Desobedecía, estaba desobedeciendo. En una salita, en casa de los De Matis, con la señora a su lado. Se había sentado a su lado quizá porque su curiosidad era tal que la cercanía física le había parecido instintivamente más propicia para la confidencia.
—Tan pronto como el portero me dijo que un funcionario de la policía quería hablar conmigo, comprendí: seguro que quiere informarse sobre las notas que se cruzaron Sandoz y Aurispa en la cena del otro día.
Tenía un rostro inteligente y unos ojos bellísimos, en los que parecía aletear una luz irónica y divertida. No era nada fea: Aurispa, que había dicho que bastaba con mirarla para darse cuenta de que el deseo de estar junto a ella sólo podía obedecer a una broma, a una ficción, tenía sin duda una idea poco sutil de la belleza femenina, un gusto de comprador que no quiere que lo engañen en el peso. La señora era flaca, pero la suya no era una delgadez desagradable; podía decirse que era ligera, porque en su manera de moverse, en sus ademanes, había un aire de vibrátil ligereza.
—Ante todo debo decirle que, si bien soy un funcionario de la policía, he venido a título personal y con extrema reserva.

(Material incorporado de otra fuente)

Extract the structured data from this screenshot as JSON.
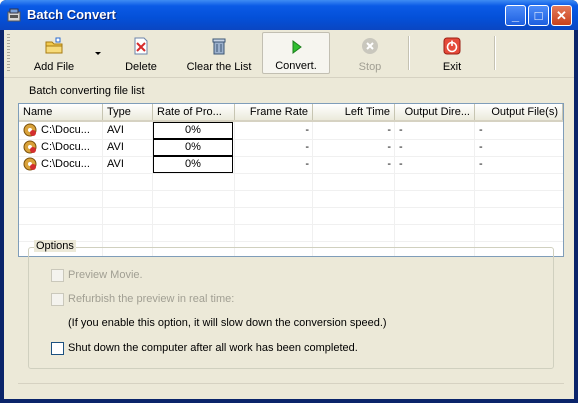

—Dígame la verdad: ¿sospechan de él?
—¿De quién?
—Pues de él, de Aurispa —la luz irónica y divertida parecía haberse dilatado, y acentuaba el esplendor de sus ojos, que eran de un azul indefinible, de un violeta indefinible.
—No, no sospechamos de él.
—Me encantaría saber que al menos se sospecha de él…
—¿En serio?
—¡Oh, sí! Y espero que alguna vez suceda: ¡está metido en tantas cosas, y tan turbias!
—¿Y por qué le encantaría?
—Podría responderle que por una cuestión de justicia, pero no es del todo cierto. Lo que sucede es que no me gusta, me resulta antipático. Es un hombre tan frío que tengo la impresión de que sólo existe de perfil, como en una moneda, como en las monedas.
—¿No hay ningún detalle que le haya llamado a la atención?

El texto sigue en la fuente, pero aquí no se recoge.